"I have seen the Lord! He calleth for thee, Mary. Come and see him as he sits by Isaiah's fountain, near the market-place."
Mary rose quickly and went out. Certain of her Jewish friends from Jerusalem at that moment met her at the door, and began to comfort her, and to ask her if they also should go with her to weep at the grave of Lazarus, for they said one to another:
"She goes unto the grave to weep there!"
"She goes to see Jesus, the friend of Lazarus, for he calleth her," answered Martha, smiling with eagerness, and speaking with an animation that presented a singular contrast to her late deep grief.

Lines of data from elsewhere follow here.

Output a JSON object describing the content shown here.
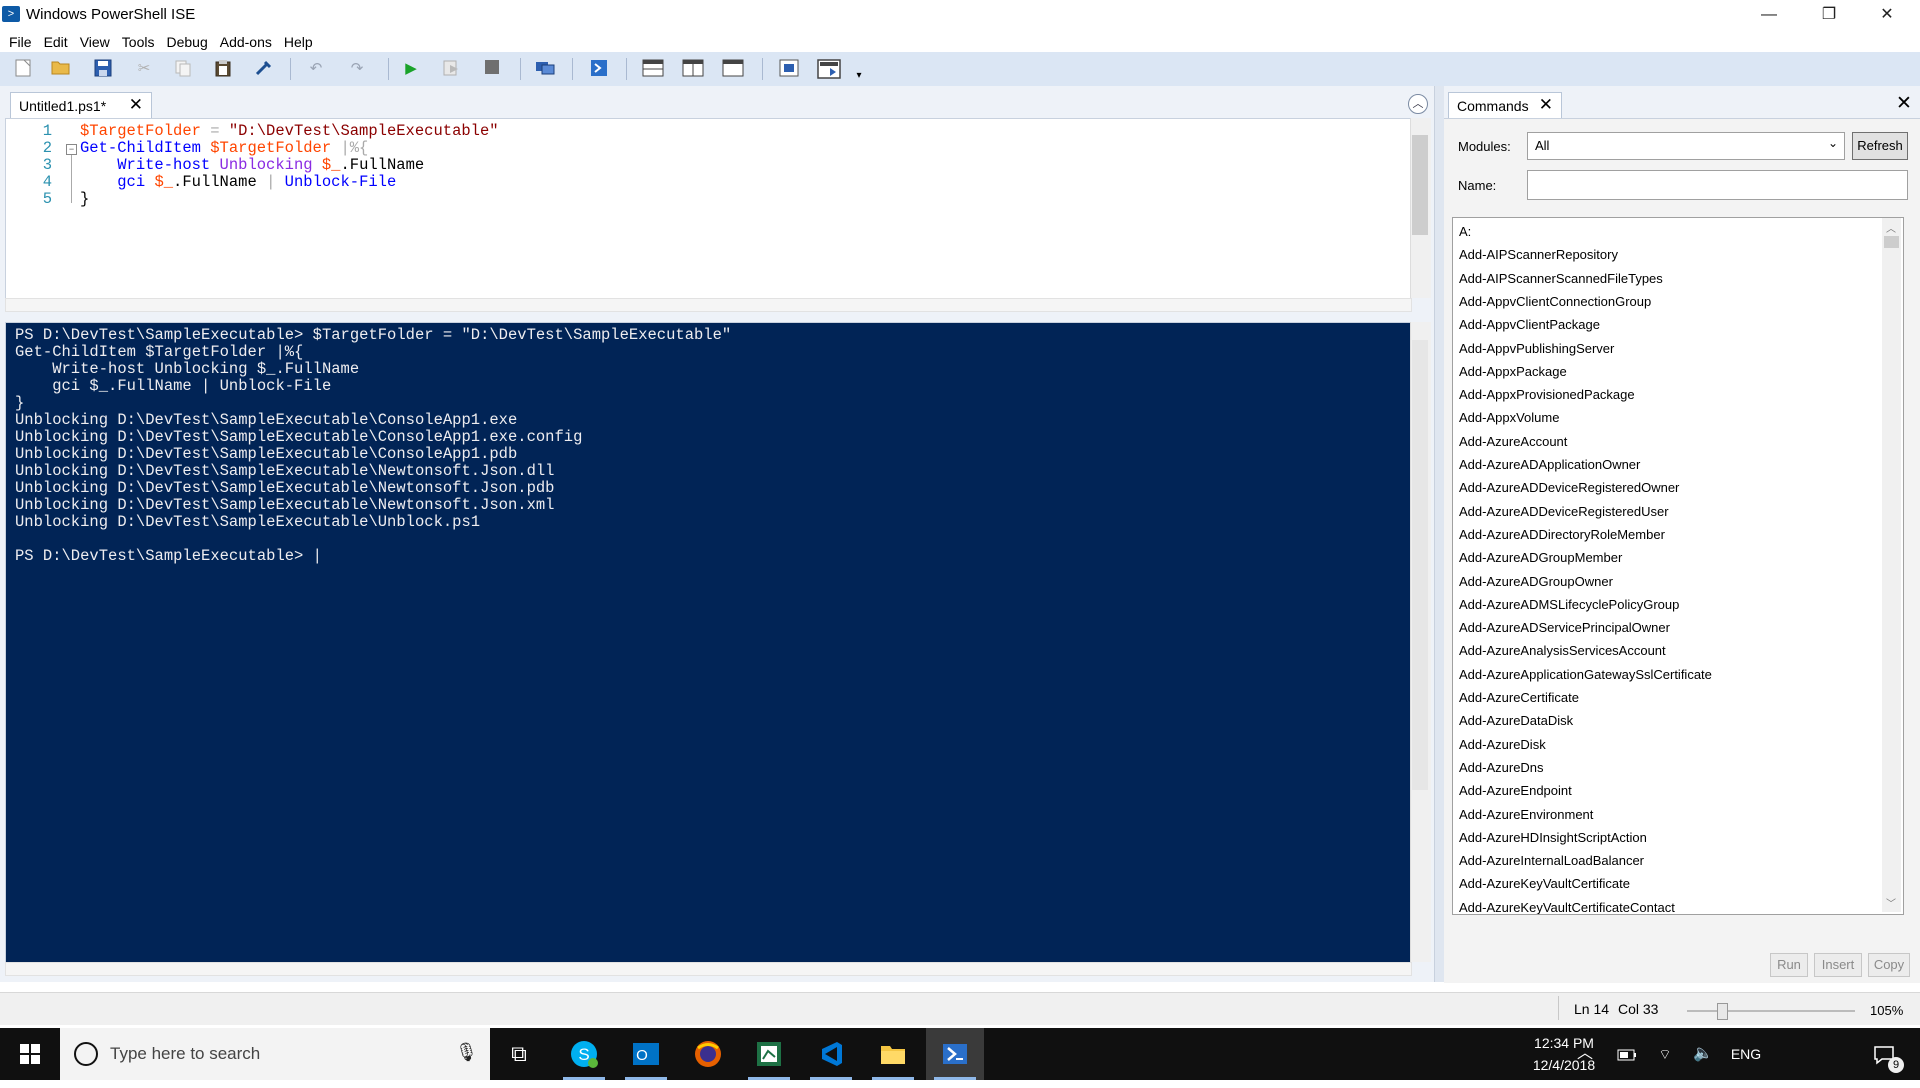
{
  "window": {
    "title": "Windows PowerShell ISE",
    "minimize": "—",
    "restore": "❐",
    "close": "✕"
  },
  "menu": [
    "File",
    "Edit",
    "View",
    "Tools",
    "Debug",
    "Add-ons",
    "Help"
  ],
  "toolbar_icons": [
    "new-icon",
    "open-icon",
    "save-icon",
    "cut-icon",
    "copy-icon",
    "paste-icon",
    "clear-icon",
    "undo-icon",
    "redo-icon",
    "run-icon",
    "run-selection-icon",
    "stop-icon",
    "remote-icon",
    "powershell-icon",
    "layout-top-icon",
    "layout-right-icon",
    "layout-max-icon",
    "show-script-icon",
    "show-commands-icon"
  ],
  "editor": {
    "tab_label": "Untitled1.ps1*",
    "tab_close": "✕",
    "line_numbers": [
      "1",
      "2",
      "3",
      "4",
      "5"
    ],
    "lines": [
      {
        "tokens": [
          {
            "t": "$TargetFolder",
            "c": "var"
          },
          {
            "t": " = ",
            "c": "op"
          },
          {
            "t": "\"D:\\DevTest\\SampleExecutable\"",
            "c": "str"
          }
        ]
      },
      {
        "tokens": [
          {
            "t": "Get-ChildItem",
            "c": "cmd"
          },
          {
            "t": " ",
            "c": "plain"
          },
          {
            "t": "$TargetFolder",
            "c": "var"
          },
          {
            "t": " |%{",
            "c": "op"
          }
        ]
      },
      {
        "tokens": [
          {
            "t": "    ",
            "c": "plain"
          },
          {
            "t": "Write-host",
            "c": "cmd"
          },
          {
            "t": " Unblocking ",
            "c": "arg"
          },
          {
            "t": "$_",
            "c": "var"
          },
          {
            "t": ".FullName",
            "c": "prop"
          }
        ]
      },
      {
        "tokens": [
          {
            "t": "    ",
            "c": "plain"
          },
          {
            "t": "gci",
            "c": "cmd"
          },
          {
            "t": " ",
            "c": "plain"
          },
          {
            "t": "$_",
            "c": "var"
          },
          {
            "t": ".FullName",
            "c": "prop"
          },
          {
            "t": " | ",
            "c": "op"
          },
          {
            "t": "Unblock-File",
            "c": "cmd"
          }
        ]
      },
      {
        "tokens": [
          {
            "t": "}",
            "c": "plain"
          }
        ]
      }
    ]
  },
  "console": {
    "lines": [
      "PS D:\\DevTest\\SampleExecutable> $TargetFolder = \"D:\\DevTest\\SampleExecutable\"",
      "Get-ChildItem $TargetFolder |%{",
      "    Write-host Unblocking $_.FullName",
      "    gci $_.FullName | Unblock-File",
      "}",
      "Unblocking D:\\DevTest\\SampleExecutable\\ConsoleApp1.exe",
      "Unblocking D:\\DevTest\\SampleExecutable\\ConsoleApp1.exe.config",
      "Unblocking D:\\DevTest\\SampleExecutable\\ConsoleApp1.pdb",
      "Unblocking D:\\DevTest\\SampleExecutable\\Newtonsoft.Json.dll",
      "Unblocking D:\\DevTest\\SampleExecutable\\Newtonsoft.Json.pdb",
      "Unblocking D:\\DevTest\\SampleExecutable\\Newtonsoft.Json.xml",
      "Unblocking D:\\DevTest\\SampleExecutable\\Unblock.ps1",
      "",
      "PS D:\\DevTest\\SampleExecutable> |"
    ]
  },
  "commands_panel": {
    "tab_label": "Commands",
    "tab_close": "✕",
    "panel_close": "✕",
    "modules_label": "Modules:",
    "modules_value": "All",
    "refresh": "Refresh",
    "name_label": "Name:",
    "name_value": "",
    "items": [
      "A:",
      "Add-AIPScannerRepository",
      "Add-AIPScannerScannedFileTypes",
      "Add-AppvClientConnectionGroup",
      "Add-AppvClientPackage",
      "Add-AppvPublishingServer",
      "Add-AppxPackage",
      "Add-AppxProvisionedPackage",
      "Add-AppxVolume",
      "Add-AzureAccount",
      "Add-AzureADApplicationOwner",
      "Add-AzureADDeviceRegisteredOwner",
      "Add-AzureADDeviceRegisteredUser",
      "Add-AzureADDirectoryRoleMember",
      "Add-AzureADGroupMember",
      "Add-AzureADGroupOwner",
      "Add-AzureADMSLifecyclePolicyGroup",
      "Add-AzureADServicePrincipalOwner",
      "Add-AzureAnalysisServicesAccount",
      "Add-AzureApplicationGatewaySslCertificate",
      "Add-AzureCertificate",
      "Add-AzureDataDisk",
      "Add-AzureDisk",
      "Add-AzureDns",
      "Add-AzureEndpoint",
      "Add-AzureEnvironment",
      "Add-AzureHDInsightScriptAction",
      "Add-AzureInternalLoadBalancer",
      "Add-AzureKeyVaultCertificate",
      "Add-AzureKeyVaultCertificateContact"
    ],
    "run": "Run",
    "insert": "Insert",
    "copy": "Copy"
  },
  "status": {
    "ln": "Ln 14",
    "col": "Col 33",
    "zoom": "105%",
    "zoom_level_percent": 20
  },
  "taskbar": {
    "search_placeholder": "Type here to search",
    "apps": [
      "skype-icon",
      "outlook-icon",
      "firefox-icon",
      "spreadsheet-icon",
      "vscode-icon",
      "file-explorer-icon",
      "powershell-icon"
    ],
    "lang": "ENG",
    "time": "12:34 PM",
    "date": "12/4/2018",
    "notifications": "9"
  },
  "colors": {
    "console_bg": "#012456",
    "toolbar_bg": "#dbe6f4",
    "taskbar_bg": "#101010"
  }
}
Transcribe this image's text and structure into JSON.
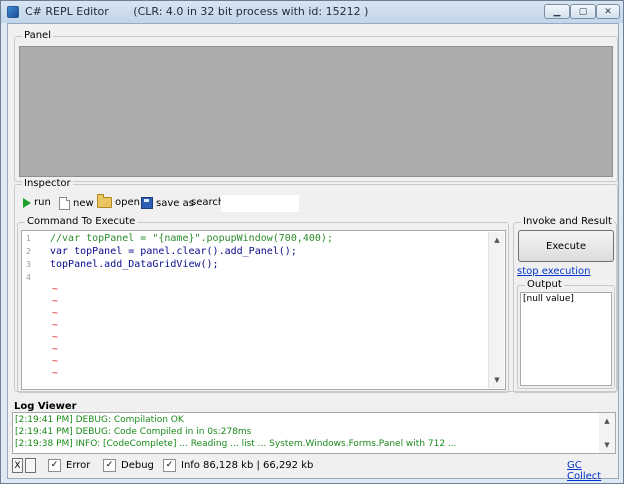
{
  "window": {
    "title": "C# REPL Editor",
    "subtitle": "(CLR: 4.0 in 32 bit process with id: 15212 )",
    "min_glyph": "▁",
    "max_glyph": "▢",
    "close_glyph": "✕"
  },
  "panel": {
    "title": "Panel"
  },
  "inspector": {
    "title": "Inspector",
    "toolbar": {
      "run": "run",
      "new": "new",
      "open": "open",
      "save_as": "save as",
      "search_label": "search:",
      "search_value": ""
    }
  },
  "command": {
    "title": "Command To Execute",
    "lines": [
      {
        "num": "1",
        "text": "//var topPanel = \"{name}\".popupWindow(700,400);"
      },
      {
        "num": "2",
        "text": "var topPanel = panel.clear().add_Panel();"
      },
      {
        "num": "3",
        "text": "topPanel.add_DataGridView();"
      },
      {
        "num": "4",
        "text": ""
      }
    ],
    "empty_marker": "~"
  },
  "invoke": {
    "title": "Invoke and Result",
    "execute_label": "Execute",
    "stop_label": "stop execution",
    "output_title": "Output",
    "output_value": "[null value]"
  },
  "log": {
    "title": "Log Viewer",
    "lines": [
      "[2:19:41 PM] DEBUG: Compilation OK",
      "[2:19:41 PM] DEBUG: Code Compiled in in 0s:278ms",
      "[2:19:38 PM] INFO: [CodeComplete] ... Reading ... list ... System.Windows.Forms.Panel with 712 ..."
    ]
  },
  "statusbar": {
    "clear_label": "X",
    "error_label": "Error",
    "debug_label": "Debug",
    "info_label": "Info",
    "check_glyph": "✓",
    "memory": "86,128 kb | 66,292 kb",
    "gc_label": "GC Collect"
  }
}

Mary hastened to where Jesus sat by the fountain bathing his dusty and wounded feet.
"Lord," she said, in her sister's words, and with deep emotion, "if thou, Lord, hadst been here, my brother had not died!"
Then bowing her head to the edge of the marble basin, she wept very heavily. The Jews, men and women, who stood about, being touched with her sorrow, also wept, while glittering tears coursed their way down the face of the beloved John, his disciple, who stood near.
Jesus sighed deeply and groaned in spirit as he beheld her grief and their mourning with her. His sacred countenance was marred with the anguish of his soul.
"Rise, let us go to the grave where he lieth," he said to them. "Where have ye laid him?"
"Come, dear Lord, and see," answered Mary, holding him reverently by the sleeve of the robe, and gently yet eagerly drawing him towards the place of the tombs in the vale of Olivet.